Mining Britain’s Recent Past to Save Our Future

Miners coming off the last shift at Kellingley Colliery in Knottingley, northern England, on the final day of production, Friday Dec. 18, 2015. John Giles/PA via AP

Coal once fueled the British Empire, yet with little industry pushback the United Kingdom announced plans to stop burning it by 2025. Carolyn Beeler of Public Radio International chronicles the decision’s instigating events including divisive strikes, climate change awareness, and a levy on coal usage. Digging through this history unearths a glowing ember remaining staunchly reliant upon coal: The United States.

The announcement signaled the dethroning of King Coal in a country where it had reigned for more than a century, and where just six years prior it provided more than 40 percent of the nation’s energy.

By the turn of the millennium, environmentalist and lawmaker Baroness Bryony Worthington says, the issue of climate change was starting to work its way into the UK’s politics.  “There was a real sea-change in attitude toward climate change,” says Worthington, who today is a member of the House of Lords and heads the Environmental Defense Fund’s European branch.

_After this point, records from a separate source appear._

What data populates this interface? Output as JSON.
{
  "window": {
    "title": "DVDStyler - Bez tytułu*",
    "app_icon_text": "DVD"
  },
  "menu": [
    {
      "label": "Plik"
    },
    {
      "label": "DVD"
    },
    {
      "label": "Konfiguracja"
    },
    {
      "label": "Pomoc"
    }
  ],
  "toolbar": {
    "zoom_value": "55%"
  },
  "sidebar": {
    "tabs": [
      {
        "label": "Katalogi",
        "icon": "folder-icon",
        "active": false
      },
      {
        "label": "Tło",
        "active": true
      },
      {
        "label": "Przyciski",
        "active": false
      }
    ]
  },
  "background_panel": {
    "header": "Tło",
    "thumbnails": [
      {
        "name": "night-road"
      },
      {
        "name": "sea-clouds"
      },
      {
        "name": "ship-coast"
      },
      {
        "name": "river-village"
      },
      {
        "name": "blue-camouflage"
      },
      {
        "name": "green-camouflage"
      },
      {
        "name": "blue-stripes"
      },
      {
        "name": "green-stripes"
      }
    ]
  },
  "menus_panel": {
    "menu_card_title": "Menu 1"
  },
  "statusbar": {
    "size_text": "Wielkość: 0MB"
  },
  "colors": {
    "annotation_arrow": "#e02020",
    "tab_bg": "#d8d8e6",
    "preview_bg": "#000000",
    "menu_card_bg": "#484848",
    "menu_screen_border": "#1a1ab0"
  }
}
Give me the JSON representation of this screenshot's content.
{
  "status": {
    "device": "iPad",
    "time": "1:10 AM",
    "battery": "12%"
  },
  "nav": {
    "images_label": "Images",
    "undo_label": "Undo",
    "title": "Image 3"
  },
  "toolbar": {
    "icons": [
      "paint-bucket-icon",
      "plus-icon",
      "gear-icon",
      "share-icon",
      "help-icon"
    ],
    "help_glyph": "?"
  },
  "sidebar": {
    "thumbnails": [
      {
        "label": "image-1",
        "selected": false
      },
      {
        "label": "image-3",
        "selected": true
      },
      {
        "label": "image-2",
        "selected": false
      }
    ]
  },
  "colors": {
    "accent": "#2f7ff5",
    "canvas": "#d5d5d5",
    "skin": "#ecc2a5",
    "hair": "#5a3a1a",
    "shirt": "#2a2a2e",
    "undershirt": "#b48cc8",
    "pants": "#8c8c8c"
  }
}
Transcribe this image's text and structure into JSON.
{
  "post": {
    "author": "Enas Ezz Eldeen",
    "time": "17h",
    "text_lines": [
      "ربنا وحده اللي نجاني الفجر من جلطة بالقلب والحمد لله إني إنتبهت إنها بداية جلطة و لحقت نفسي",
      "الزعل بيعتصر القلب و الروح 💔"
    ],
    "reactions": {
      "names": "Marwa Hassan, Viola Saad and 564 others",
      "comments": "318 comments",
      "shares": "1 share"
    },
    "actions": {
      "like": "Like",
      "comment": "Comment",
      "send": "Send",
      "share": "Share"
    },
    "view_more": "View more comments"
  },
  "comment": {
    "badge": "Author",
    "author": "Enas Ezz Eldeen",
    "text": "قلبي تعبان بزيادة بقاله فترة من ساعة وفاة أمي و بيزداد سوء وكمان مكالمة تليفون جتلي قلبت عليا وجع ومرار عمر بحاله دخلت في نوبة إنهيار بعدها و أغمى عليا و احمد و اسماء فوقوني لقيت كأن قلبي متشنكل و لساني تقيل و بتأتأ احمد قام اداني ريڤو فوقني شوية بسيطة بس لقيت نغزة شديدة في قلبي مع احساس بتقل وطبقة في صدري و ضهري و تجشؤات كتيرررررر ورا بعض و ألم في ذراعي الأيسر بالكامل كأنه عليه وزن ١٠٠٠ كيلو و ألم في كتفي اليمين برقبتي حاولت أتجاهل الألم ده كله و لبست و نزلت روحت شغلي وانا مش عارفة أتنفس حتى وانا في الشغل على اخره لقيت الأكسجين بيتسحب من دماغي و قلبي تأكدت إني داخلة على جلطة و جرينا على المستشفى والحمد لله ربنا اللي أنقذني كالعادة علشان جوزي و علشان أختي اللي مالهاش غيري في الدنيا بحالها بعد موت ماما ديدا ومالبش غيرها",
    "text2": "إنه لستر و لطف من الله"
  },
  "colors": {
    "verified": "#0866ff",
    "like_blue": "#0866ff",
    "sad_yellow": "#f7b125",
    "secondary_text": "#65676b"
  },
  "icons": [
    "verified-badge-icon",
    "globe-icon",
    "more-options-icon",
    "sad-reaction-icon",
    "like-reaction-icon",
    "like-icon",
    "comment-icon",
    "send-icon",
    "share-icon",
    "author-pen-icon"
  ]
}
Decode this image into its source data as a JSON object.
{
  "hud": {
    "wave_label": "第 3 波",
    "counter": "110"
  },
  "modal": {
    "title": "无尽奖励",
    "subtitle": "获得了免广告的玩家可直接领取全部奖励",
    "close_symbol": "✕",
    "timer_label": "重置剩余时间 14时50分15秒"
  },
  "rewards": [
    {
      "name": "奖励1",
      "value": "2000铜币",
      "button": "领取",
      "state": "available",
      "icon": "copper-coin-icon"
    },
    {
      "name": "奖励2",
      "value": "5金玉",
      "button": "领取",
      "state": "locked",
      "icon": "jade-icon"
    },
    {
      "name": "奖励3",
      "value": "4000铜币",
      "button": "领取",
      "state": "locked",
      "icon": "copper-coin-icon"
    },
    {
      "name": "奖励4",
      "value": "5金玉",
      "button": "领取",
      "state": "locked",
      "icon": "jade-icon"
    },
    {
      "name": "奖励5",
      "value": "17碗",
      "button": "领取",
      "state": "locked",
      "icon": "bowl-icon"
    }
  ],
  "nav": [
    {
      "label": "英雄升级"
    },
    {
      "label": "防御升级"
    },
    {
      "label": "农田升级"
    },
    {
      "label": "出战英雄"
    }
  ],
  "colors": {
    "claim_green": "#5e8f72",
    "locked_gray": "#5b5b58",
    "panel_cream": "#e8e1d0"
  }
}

To meet the requirements of the act, the UK established a carbon tax in 2013. That tax eventually made coal more expensive than natural gas, and when that happened, Wilson says, it’s like someone flipped a giant switch.

Just ahead of the UN climate change summit in Paris, the UK’s Energy Secretary Amber Rudd announced the country would stop burning coal for electricity in a decade.  “It cannot be satisfactory for an advanced economy like the UK to be relying on polluting, carbon intensive 50-year-old coal-fired power stations,” Rudd said. “Let me be clear: this is not the future.” A month later, the very last deep mine in the UK closed.